Kessler doctrine applies as an independent estoppel doctrine to limit claim splitting

Fed. Cir. affirms application of claim preclusion and Kessler doctrine to assertions against products that existed when an earlier litigation was concluded, vacates with respect to new/different products, and remands. Claim preclusion applied to apparatus claims that were previously litigated (which everyone agreed it should) and method claims that were previously dismissed without prejudice (which Brain Life argued it should not), but only with respect to acts that occurred before the prior judgment. Issue preclusion blocked subsequent assertion of the apparatus claims that were "fully, fairly, and actually litigated to finality" as to then-existing products, but did not block assertion against new products or assertion of the method claims, which were dismissed.

Brain Life, LLC v. Elekta Inc., ___ F.___ (Fed. Cir. Mar. 24, 2014) (O'MALLEY, Bryson, Wallach) (S.D. Cal.: Bencivengo) (3 of 5 stars)

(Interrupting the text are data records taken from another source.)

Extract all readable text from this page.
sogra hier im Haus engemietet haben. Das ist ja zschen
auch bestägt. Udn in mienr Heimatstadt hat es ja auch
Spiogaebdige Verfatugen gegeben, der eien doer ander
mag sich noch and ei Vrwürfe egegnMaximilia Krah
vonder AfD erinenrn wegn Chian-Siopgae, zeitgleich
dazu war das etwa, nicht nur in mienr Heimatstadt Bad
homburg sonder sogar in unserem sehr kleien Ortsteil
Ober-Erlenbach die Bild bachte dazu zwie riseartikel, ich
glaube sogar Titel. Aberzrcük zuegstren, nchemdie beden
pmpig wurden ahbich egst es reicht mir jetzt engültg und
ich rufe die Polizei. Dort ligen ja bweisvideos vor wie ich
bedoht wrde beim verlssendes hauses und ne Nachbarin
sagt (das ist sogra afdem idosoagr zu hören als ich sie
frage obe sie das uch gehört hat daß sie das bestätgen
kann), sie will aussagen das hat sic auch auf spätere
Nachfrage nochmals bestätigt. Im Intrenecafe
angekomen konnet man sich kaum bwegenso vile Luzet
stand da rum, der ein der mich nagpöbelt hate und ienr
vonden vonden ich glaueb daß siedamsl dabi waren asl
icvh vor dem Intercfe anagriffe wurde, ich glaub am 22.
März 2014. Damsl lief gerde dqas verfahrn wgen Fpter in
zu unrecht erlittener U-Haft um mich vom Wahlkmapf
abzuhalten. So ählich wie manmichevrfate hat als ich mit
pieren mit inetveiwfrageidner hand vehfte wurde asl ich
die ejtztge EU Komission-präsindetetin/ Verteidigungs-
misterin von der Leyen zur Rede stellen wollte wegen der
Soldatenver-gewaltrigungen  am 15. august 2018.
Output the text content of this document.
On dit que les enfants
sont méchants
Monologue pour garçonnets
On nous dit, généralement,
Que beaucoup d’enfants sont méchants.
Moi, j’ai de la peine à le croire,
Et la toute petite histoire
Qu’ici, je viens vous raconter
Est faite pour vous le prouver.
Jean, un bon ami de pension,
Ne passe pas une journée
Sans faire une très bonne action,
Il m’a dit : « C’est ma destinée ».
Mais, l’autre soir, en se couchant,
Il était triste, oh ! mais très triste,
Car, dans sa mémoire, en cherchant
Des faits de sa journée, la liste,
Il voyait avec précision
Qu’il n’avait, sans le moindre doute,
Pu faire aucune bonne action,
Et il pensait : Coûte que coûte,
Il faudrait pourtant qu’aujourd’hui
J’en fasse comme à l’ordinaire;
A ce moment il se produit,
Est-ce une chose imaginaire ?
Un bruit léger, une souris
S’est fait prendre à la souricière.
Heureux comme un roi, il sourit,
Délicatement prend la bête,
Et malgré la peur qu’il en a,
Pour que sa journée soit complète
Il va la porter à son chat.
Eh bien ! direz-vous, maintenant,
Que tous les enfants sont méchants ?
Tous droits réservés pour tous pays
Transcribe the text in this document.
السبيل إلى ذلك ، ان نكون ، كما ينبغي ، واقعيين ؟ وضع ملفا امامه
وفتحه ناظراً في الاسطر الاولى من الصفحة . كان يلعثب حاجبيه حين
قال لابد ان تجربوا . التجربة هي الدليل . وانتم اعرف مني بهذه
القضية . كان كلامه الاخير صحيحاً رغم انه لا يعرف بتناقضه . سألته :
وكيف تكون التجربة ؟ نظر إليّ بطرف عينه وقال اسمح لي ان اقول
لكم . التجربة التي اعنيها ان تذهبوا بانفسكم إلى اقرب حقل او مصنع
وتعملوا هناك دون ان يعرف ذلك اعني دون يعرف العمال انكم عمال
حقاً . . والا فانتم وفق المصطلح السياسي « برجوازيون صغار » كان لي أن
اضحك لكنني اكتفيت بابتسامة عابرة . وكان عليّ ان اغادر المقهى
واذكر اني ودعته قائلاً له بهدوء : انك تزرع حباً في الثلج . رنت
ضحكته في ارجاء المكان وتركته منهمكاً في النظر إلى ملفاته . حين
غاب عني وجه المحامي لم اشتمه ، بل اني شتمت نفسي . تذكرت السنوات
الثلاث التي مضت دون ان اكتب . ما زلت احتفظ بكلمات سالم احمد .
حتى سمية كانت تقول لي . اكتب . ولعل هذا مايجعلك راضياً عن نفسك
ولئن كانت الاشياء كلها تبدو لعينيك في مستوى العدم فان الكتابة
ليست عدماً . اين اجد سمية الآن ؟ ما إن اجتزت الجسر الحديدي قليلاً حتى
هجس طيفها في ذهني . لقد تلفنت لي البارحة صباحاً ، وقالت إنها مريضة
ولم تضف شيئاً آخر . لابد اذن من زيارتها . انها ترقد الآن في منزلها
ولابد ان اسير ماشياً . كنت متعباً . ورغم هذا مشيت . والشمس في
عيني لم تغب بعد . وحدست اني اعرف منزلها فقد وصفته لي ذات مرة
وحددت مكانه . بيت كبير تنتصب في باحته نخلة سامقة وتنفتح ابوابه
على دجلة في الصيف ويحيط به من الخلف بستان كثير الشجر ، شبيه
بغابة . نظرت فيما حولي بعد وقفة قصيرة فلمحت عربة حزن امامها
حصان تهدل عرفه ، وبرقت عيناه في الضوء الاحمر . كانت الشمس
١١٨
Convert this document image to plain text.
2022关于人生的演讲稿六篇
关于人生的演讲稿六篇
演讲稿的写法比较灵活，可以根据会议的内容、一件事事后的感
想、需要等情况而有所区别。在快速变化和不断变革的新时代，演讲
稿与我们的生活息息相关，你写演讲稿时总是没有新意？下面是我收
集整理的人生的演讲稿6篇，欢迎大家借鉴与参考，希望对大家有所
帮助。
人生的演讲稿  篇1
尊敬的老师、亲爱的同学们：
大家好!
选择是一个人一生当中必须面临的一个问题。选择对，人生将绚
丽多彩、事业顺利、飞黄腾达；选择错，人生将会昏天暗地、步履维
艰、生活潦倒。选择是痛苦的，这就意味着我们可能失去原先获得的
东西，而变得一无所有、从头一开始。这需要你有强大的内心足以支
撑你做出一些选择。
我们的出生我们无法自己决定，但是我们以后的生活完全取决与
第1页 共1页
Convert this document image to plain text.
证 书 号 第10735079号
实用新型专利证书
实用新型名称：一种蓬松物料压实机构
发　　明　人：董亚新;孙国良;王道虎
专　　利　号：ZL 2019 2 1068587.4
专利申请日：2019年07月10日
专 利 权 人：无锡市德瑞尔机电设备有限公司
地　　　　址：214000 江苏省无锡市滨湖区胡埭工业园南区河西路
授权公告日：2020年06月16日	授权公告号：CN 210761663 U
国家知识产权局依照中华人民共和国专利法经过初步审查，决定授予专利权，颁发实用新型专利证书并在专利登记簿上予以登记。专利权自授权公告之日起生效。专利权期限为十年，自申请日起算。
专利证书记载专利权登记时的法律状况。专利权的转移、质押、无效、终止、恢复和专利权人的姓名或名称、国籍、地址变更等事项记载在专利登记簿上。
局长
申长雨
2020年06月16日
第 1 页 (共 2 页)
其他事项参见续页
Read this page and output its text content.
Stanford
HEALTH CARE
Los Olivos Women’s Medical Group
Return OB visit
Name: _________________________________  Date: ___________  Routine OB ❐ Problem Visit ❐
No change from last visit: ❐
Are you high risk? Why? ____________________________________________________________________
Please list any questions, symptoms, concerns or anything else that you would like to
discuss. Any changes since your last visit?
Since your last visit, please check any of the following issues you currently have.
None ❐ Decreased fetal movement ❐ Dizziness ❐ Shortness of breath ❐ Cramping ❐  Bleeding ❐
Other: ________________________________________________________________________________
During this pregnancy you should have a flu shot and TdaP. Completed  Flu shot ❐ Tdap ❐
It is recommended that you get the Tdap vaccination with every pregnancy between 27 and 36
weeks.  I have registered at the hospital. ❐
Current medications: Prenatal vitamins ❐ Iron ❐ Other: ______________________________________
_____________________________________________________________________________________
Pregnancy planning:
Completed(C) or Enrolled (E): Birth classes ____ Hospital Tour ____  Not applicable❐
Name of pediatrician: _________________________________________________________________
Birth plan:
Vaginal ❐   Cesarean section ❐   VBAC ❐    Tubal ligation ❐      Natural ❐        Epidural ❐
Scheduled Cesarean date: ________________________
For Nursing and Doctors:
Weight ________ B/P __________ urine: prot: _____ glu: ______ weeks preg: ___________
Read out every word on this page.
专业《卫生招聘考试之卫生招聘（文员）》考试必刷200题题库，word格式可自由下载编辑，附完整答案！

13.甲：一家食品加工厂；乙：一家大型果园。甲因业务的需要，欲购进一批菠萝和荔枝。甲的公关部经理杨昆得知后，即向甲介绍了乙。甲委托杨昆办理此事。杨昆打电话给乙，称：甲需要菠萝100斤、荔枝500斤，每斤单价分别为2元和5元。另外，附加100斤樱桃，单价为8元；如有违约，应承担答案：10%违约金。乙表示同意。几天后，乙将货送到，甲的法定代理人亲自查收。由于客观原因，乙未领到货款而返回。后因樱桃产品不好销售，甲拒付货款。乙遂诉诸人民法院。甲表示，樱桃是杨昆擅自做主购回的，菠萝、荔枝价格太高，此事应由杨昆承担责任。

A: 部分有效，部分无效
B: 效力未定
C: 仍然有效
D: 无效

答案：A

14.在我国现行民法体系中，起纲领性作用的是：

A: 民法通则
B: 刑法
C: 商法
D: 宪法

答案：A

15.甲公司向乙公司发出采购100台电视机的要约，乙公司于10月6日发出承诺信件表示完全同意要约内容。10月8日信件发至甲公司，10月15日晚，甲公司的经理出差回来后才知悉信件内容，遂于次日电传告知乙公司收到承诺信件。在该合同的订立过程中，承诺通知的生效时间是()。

The Kessler Doctrine, of Kessler v. Eldred, 206 U.S. 285 (1907), "fills the gap" between claim and issue preclusion, so that an adjudged noninfringing product (and products "essentially the same") have "a limited trade right" to be free of infringement assertions even under claims that were not brought or were dismissed, and whether against the manufacturer or privies, such as downstream buyers/users (even though the acts of infringement were not protected by claim preclusion).